I\'m planning on making a distributed database system using a shared-nothing architecture and multiversion concurrency control. Redundancy will be achieved through asynchronous
A great blog that talks a lot about distributed systems and distributed algorithms -- including implementing Paxos -- is http://the-paper-trail.org/
Tackling just a small part of your question: there's no way in the scenario you describe to decide (in the abstract) which node(s) have the latest secondary copy. At best, some node can poll and determine (after a bit of communication) who among the nodes that they know of / can see, and that know of / can see them, and that can't see the old master has the most current copy. But:
On the broader issues, you may want to look at how something like memcached and the like handle the issues, and especially read through the lists to see what problems they've encountered when theory met practice.

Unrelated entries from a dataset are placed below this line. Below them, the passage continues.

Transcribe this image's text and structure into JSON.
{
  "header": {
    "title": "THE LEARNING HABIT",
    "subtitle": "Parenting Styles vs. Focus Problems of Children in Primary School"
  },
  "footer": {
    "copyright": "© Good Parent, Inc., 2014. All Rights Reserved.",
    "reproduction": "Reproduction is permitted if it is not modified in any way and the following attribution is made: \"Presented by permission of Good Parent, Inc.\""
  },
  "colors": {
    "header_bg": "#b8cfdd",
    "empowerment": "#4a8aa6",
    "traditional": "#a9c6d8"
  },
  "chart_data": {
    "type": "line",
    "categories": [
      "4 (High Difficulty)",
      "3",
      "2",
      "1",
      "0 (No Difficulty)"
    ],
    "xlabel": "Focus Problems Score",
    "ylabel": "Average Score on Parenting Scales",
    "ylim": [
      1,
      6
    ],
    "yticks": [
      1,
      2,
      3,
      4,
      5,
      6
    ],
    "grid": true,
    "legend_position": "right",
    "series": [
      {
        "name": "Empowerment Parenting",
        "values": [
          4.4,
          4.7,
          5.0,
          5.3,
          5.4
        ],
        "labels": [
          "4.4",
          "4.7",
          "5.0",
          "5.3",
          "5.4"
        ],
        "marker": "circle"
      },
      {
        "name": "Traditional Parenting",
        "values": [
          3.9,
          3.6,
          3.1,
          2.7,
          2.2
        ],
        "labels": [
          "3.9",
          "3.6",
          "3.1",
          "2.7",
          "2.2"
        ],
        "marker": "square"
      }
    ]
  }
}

* What algorithms there are for doing failover in a distributed system?
Possibly not algorithms, so much as systems. You need to design your architecture around the questions you've asked.
* What algorithms there are for consensus in a distributed system?
You probably want to implement Paxos. Simple Paxos is not too hard to get right. If you're are trying to make it bullet proof, read Google's 'Paxos Made Live' paper. If you're hoping to make it high-performance, look at Multi-Paxos.
* How should the nodes in the cluster determine that a node is down?
Depends. Heartbeats are actually a pretty good way to do this. The problem is that you have false positives, but that's kind of unavoidable, and in a cluster on the same LAN with manageable load they're accurate. The good thing about Paxos is that false positives are dealt with automatically. However, if you actually need failure information for some other purpose then you need to make sure it's ok that you detect a node as failed, but it actually is just under load and taking time to respond to a heartbeat.
* How should the nodes determine that what database entries had their master copy on the failed node at the time of failure, so that other nodes may recover those entries?
* How to decide that which node(s) has the latest secondary copy of some entry?
* How to decide that which node's secondary copy should be promoted to be the new master copy?
I think you might really benefit from reading the Google FileSystem paper. In GFS there's a dedicated master node which keeps track of which nodes have which blocks. This scheme might work for you, but the key is to keep accesses to this master minimal.
If you don't store this information on a dedicated node, you're going to have to store it everywhere. Try tagging the data with the master holder's id.
* How to handle it, if the node which was though to be down, suddenly comes back as if nothing happened?
See above, but the basic point is that you have to be careful because a node that is no longer the master might think that it is. One thing that I don't think you've solved: how does an update get to the master - i.e. how does a client know which node to send the update to?
* How to avoid split-brain scenarios, where the network is temporarily split into two, and both sides think that the other side has died?
Paxos works here by preventing progress in the case of a perfect split. Otherwise, as before, you have to be very careful.
In general, solve the question of knowing which node gets which data item as the master, and you'll be a long way towards fixing your architecture. Note that you can't just have the node receiving the update be the master - what if two updates happen concurrently? Don't rely on a synchronised global clock either - that way madness lies. You probably want to avoid running consensus on every write if you can help it, so instead perhaps have a slow master-failover protocol and a fast write path.
Feel free to shoot me a mail off line if you want to know more details. My blog http://the-paper-trail.org deals with a lot of this stuff.
cheers,
Henry
You are asking an absolutely massive question, and a lot of what you want to know is still in active research.
Some thoughts:
You'll want to delve into a distributed systems textbook (or several). I like Tannenbaum's Distributed Systems: Principles and Paradigms
This problem was solved by DEC for VMS with the Distributed Lock Manager. Modern solutions are based on this design. Read the Wikipedia article for some current solutions. You should look at OCFS2, which is now part of the Linux kernel.